Mía me convenció para salir de aquel lugar e ir a una fiesta cerca de la zona donde estaban la mayoría de nuestros amigos. De un momento a otro ya estábamos fuera del antro.

—¡No mierda no!

Mía gritó con irritación cuando vio un flash en nuestra dirección. Me quede estática en mi lugar buscando al fotógrafo y cuando más flashes se hicieron presentes a nuestro alrededor, maldije.
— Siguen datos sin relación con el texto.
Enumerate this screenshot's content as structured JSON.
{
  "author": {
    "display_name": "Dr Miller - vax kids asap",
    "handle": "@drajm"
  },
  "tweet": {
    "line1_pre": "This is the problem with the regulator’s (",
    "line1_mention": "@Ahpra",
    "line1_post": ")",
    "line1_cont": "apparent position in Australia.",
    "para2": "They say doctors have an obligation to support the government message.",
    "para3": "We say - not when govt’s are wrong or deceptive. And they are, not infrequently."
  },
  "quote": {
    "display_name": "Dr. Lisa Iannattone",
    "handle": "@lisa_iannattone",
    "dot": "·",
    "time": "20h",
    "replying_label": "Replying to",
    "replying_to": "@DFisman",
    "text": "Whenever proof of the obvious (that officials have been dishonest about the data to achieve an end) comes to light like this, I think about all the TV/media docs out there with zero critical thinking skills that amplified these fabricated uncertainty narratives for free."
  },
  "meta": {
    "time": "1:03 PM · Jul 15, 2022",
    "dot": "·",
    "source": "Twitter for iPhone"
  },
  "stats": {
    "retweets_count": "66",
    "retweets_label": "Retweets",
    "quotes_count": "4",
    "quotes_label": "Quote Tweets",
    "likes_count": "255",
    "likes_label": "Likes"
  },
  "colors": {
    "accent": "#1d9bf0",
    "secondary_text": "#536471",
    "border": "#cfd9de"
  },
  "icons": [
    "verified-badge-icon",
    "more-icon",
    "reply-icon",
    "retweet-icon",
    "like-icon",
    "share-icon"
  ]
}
—¡Hijos de puta!— ella gritó.

Los paparazzis empezaron a atacarnos con flashes. Mía y yo atravesábamos la calle sin importar que los autos estuvieran en marcha, teníamos que huir. Deseé tener a mi seguridad cerca cuando llegué al otro lado de la calle y visualicé a más de cinco paparazzis hambrientos de fotografías.

¡Milán Laforet voltea! ¿Y qué pasó con el manicomio? ¡Voltea! ¡Sonríe! ¡Milán aquí!

Ellos gritaban mi nombre sofocándome. Mía había desaparecido de mi lado y yo trataba de cubrirme la cara, pero era inútil, me tenían rodeada.

—¡Malditos estúpidos!

Grité sin medir mis palabras, no estaba consiente, estaba ebria y solamente quería privacidad, solamente me quería divertir. Era mi primera noche con alcohol y amigas por años y a ellos no les importaba en lo más mínimo. Entonces cuando alguien volvió a pisarme por décima vez consecutiva, mi paciencia terminó.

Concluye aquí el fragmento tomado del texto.